On November 8, On November 8, after penning more than 500 judgments, the 50th Chief Justice of India, D.Y. Chandrachud, demitted office. In his tenure he has given landmark judgements like Ayodhya land dispute, abrogation of Article 370, the decriminalisation of consensual gay sex and many more. With his judgements he left an imprint all his own on the annals of legal history.
On his last day, he said with a smile, “Last evening, when my registrar judicial asked me when should be the ceremonial, I was told 2 pm because we can wrap a lot of items. I thought to myself, will anybody be there in this court at 2 pm Friday afternoon,” he also said, “Or will I look at myself on the screen?”
Expressing his gratitude to the judiciary for shaping his argument skills & teaching him valuable courtroom techniques he said “We are here as pilgrims to work, and the work we do can make or break cases. There have been great judges who have adorned this court and passed on this baton.”
The legacy of Chief Justice D.Y. Chandrachud goes beyond his judicial pronouncements and stands as a physical testimony: a reimagined ‘Lady Justice.’ Instead of the conventional blindfolded Goddess of Justice, the six-foot statue now displays a woman in a sari, holding a scale in one hand and a copy of the Constitution in the other, crowned, sans blindfold-a bold emblem of equality and authority.
Chandrachud’s term as Chief Justice, which started on November 9, 2022, was not short of landmark rulings and controversies. One such controversy was the renaming, by him, of the Supreme Court summer vacation as “partial court working days,” a criticized notion in light of the long break the officers enjoy. Son of his father Y.V. Chandrachud, who was also the Chief Justice from 1978-1985 and remains the longest to have held this office, they are the only father-son duo that reached the position.

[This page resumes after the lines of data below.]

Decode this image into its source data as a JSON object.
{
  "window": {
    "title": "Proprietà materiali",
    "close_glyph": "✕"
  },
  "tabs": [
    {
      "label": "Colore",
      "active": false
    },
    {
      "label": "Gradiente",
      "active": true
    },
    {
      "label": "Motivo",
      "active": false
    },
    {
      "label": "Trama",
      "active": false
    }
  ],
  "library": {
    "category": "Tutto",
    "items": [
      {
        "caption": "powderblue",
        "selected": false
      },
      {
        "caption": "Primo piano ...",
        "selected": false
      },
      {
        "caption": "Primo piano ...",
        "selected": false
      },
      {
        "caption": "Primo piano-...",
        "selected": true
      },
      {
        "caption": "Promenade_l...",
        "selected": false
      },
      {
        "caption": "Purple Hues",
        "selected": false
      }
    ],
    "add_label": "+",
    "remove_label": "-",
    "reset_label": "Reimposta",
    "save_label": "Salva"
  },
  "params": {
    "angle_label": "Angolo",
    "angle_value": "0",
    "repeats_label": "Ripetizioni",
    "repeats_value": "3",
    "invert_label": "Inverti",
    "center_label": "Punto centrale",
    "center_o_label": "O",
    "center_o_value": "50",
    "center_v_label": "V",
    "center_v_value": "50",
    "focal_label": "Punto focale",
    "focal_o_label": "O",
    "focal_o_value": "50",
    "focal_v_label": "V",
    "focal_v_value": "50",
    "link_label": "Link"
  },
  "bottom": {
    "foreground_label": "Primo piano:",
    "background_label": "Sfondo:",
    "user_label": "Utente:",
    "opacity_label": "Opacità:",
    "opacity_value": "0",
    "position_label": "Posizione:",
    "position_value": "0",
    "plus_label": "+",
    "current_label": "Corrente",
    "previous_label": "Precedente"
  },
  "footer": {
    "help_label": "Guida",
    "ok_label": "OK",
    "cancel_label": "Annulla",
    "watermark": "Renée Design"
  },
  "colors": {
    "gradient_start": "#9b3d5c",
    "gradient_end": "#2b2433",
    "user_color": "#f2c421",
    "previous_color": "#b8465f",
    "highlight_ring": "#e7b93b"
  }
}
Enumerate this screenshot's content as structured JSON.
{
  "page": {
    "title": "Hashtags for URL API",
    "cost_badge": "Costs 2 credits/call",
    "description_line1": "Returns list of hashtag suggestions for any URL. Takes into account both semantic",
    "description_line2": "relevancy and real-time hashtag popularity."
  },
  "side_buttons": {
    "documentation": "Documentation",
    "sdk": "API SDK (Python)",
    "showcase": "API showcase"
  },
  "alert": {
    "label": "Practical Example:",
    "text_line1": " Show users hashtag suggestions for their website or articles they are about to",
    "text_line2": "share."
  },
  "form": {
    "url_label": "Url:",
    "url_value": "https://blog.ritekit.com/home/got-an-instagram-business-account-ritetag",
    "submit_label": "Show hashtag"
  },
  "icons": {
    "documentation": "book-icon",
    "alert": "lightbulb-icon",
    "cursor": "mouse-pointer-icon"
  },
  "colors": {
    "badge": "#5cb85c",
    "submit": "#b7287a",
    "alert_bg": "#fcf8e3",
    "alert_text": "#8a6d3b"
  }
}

D.Y. Chandrachud was educated at St. Stephen’s College and Harvard Law School, and his pronouncements show the juxtaposition of scholarship and deep jurisprudence. The most important decisions are exercises in expanding fundamental rights to include privacy and invalidating the electoral bond scheme. He was a member of the historical five-judge bench that supported passive euthanasia and helped bring the Ayodhya land dispute to rest with the 2019 Ram Janmabhoomi ruling, ending over a century of contention.
Chandrachud also significantly advocated for social justice by authoring rulings that decriminalized same-sex conduct, acknowledged the withdrawal in his ruling of living wills of dying patients, and endorsed privacy as a fundamental right. The bench has yet to uphold the validity of Article 370, which withdrew Jammu and Kashmir’s special status, in 2019. His comments on the Ayodhya issue just before his departure and his failure to legalize same-sex marriage drew quite a bit of media attention.
As a reformer, he pushed for the digitalization of court processes and embraced live streaming of court proceedings. Chandrachud’s work, from his utterances on bail to judicial transparency, stands him as a formidable will in transforming India’s legal landscape.